Há também ganhos intangíveis, como a melhora da imagem da empresa a partir do aperfeiçoamento da gestão e, consequentemente, da prestação de serviço. “Além da possibilidade de tomada de decisões mais precisas, baseando-se em informações de qualidade e rapidamente disponíveis”, conclui Claudio Rogério Duarte, diretor-presidente da DN4 Tecnologia.

 

Experiência concreta: a tecnologia garante produtividade

Na Loctrator, a gestão tecnológica garante produtividade.
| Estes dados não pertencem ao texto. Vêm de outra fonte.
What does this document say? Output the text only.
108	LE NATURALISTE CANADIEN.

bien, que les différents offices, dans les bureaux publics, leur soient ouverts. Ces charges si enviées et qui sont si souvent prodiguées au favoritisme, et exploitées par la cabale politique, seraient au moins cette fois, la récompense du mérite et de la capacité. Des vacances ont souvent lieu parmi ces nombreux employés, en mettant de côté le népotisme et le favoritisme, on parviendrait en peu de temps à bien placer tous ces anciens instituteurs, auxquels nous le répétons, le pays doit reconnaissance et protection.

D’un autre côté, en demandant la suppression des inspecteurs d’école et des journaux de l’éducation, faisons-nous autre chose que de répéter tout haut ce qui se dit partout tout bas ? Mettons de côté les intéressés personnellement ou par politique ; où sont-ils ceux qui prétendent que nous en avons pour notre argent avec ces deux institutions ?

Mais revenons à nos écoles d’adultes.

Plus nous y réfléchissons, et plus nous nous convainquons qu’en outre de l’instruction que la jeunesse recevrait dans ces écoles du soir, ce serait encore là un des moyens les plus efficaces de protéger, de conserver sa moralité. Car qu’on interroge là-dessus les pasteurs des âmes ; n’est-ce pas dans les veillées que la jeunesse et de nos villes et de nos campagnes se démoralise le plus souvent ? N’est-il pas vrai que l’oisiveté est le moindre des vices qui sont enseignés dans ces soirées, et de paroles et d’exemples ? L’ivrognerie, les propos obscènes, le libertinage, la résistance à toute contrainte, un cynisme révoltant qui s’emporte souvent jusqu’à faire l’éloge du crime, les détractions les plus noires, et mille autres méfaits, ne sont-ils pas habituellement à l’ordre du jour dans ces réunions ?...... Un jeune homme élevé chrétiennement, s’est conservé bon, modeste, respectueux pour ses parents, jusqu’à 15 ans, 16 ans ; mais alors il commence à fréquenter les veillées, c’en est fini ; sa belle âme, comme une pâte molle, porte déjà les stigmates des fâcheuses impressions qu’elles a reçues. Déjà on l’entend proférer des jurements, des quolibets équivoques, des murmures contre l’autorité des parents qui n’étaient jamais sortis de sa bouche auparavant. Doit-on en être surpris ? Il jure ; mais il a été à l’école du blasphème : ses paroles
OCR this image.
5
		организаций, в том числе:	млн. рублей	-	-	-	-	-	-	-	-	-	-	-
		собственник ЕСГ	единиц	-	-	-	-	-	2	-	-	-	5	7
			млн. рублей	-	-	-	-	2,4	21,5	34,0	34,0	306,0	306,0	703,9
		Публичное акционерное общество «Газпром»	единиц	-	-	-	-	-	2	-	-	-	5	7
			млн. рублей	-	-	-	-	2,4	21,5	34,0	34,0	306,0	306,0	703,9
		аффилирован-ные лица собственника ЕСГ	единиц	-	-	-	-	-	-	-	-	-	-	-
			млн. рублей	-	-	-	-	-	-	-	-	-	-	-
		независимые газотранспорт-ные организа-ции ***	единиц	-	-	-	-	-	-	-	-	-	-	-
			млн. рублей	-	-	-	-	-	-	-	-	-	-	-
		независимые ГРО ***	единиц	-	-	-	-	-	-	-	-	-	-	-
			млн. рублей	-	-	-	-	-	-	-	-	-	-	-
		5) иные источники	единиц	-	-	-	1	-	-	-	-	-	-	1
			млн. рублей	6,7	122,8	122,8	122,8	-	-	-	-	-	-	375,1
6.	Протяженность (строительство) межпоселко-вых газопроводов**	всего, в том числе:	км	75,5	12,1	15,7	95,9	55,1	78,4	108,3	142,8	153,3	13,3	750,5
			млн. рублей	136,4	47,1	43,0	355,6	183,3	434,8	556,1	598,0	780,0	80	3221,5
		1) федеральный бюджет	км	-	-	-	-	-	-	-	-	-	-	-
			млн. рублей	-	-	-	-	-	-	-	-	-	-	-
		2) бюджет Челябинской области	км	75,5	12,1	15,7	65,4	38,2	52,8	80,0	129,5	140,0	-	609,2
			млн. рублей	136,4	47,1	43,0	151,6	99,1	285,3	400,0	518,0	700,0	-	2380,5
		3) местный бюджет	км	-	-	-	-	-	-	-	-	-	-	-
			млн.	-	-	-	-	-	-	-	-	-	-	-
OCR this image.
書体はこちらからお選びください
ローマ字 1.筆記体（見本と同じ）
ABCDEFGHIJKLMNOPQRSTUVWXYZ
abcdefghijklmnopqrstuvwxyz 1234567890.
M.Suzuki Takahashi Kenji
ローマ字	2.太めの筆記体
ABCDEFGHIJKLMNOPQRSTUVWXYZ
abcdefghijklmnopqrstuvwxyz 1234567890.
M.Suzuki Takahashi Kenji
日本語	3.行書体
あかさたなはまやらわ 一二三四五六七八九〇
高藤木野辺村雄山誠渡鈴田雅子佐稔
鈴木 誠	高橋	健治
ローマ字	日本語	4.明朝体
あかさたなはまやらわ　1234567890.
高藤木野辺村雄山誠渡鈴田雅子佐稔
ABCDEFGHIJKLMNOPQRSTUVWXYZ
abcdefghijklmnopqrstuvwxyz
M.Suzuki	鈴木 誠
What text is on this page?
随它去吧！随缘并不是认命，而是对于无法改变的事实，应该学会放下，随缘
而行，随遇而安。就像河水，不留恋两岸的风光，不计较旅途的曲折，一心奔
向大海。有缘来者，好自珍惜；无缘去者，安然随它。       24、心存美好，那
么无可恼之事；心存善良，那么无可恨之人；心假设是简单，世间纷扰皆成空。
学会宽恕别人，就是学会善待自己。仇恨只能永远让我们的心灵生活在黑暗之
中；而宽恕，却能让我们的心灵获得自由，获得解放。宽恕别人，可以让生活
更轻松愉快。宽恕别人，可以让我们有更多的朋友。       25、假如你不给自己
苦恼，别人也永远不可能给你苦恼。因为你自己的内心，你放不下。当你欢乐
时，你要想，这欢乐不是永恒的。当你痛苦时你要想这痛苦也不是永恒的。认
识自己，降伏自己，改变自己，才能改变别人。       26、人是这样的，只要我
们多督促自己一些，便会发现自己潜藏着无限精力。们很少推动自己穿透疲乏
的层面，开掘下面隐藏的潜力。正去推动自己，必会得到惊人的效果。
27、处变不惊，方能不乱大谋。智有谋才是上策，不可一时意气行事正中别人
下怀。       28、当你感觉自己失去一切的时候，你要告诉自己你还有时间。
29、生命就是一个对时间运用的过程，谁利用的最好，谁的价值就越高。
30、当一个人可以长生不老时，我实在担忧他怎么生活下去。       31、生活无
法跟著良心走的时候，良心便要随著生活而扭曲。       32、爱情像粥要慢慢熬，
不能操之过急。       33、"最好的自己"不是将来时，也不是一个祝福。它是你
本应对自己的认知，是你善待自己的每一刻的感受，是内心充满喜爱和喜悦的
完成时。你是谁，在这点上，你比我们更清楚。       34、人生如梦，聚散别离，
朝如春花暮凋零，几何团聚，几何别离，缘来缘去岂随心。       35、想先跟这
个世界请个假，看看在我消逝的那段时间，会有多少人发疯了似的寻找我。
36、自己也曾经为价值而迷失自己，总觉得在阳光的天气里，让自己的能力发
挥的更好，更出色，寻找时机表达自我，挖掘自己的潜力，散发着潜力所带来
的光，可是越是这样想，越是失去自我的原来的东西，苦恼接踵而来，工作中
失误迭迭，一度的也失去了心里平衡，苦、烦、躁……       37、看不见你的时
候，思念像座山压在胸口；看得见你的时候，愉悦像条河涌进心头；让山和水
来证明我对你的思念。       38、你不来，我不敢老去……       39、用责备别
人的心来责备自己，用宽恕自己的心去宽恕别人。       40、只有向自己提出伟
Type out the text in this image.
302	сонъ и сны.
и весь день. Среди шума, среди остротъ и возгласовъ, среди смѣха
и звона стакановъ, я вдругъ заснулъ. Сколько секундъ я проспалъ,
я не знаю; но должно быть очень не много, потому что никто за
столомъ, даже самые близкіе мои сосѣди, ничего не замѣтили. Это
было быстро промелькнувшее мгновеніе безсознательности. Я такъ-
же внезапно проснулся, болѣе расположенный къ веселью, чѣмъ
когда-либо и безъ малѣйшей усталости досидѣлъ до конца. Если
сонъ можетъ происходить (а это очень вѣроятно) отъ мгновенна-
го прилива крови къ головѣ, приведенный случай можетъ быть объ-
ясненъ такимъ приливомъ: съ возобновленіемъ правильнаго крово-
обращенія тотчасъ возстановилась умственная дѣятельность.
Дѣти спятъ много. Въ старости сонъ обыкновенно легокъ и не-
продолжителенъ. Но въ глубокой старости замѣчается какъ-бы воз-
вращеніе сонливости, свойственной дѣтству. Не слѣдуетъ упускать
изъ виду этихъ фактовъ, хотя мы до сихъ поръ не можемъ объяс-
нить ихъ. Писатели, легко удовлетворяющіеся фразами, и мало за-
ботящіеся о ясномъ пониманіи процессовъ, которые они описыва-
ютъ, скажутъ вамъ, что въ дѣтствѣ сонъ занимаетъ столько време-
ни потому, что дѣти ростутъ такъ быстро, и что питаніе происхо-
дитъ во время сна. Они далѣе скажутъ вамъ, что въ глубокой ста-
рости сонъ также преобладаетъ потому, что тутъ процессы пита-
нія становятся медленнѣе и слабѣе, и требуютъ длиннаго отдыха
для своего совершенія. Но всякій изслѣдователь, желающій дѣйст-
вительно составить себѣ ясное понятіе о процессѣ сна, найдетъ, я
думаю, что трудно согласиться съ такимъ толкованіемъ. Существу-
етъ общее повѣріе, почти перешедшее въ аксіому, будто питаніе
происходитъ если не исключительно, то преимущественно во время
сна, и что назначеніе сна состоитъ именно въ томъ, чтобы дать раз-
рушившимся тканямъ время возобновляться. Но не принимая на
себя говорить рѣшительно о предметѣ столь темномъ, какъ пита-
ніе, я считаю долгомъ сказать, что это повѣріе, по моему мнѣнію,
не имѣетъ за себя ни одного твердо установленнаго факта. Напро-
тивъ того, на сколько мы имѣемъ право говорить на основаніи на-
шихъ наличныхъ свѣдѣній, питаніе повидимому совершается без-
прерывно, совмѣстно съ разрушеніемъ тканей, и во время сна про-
Em 2007, a empresa deu os primeiros passos no monitoramento dos equipamentos via GPS por meio de sistemas fornecidos pelos fabricantes.

“Começamos de maneira tímida e, conforme fomos ganhando experiência, participamos também dos processos de melhorias”, lembra Rafael Briard, engenheiro de manutenção da empresa. “Foi quando, em 2012, optamos por estender a cobertura para todos os equipamentos e viaturas, visando a um melhor acompanhamento e à garantia de disponibilidade e menor custo de manutenção”, completa.

O monitoramento proporciona uma ampla supervisão das máquinas. Por exemplo, com o horímetro controla-se a agenda das intervenções necessárias. “Acompanhamos o sistema diariamente. Nele, é possível inserir os tipos de alerta e definir intervalos”, detalha. “Há um alerta emitido a cada 250 horas trabalhadas para cada equipamento, o que permite fazer a programação das paradas com segurança.”

Além disso, existe o benefício de se obter, em tempo real, a localização dos equipamentos durante a jornada de trabalho ou o transporte. “Para as máquinas que podem se deslocar facilmente, como para obras de saneamento, alia-se uma maior segurança contra roubos e deslocamentos indevidos. E, como já ocorreu, permite a fácil localização para socorros mecânicos”, diz, satisfeito.

A monitoria ainda favorece a conferência das medições para a checagem das horas produtivas ou paradas. O sistema permite relatórios diversos, seja para manutenção, seja para acompanhamento e verificações. Enfim, permite a total telemetria da máquina.

Para Briard, é essencial realizar um rigoroso controle de manutenção e adotar ações no equipamento para assegurar a confiabilidade e retorno previstos quando de sua compra. “Devido ao cenário atual, com preços muito competitivos, uma quebra que exija manutenção corretiva onerosa pode acabar com o lucro de um grande contrato. Existem poucas empresas que realmente põem na ponta do lápis o resultado gerado por cada máquina, e esse tipo de tecnologia é um grande aliado para garantir eficiência, produtividade e retorno com a sustentabilidade do negócio”, destaca.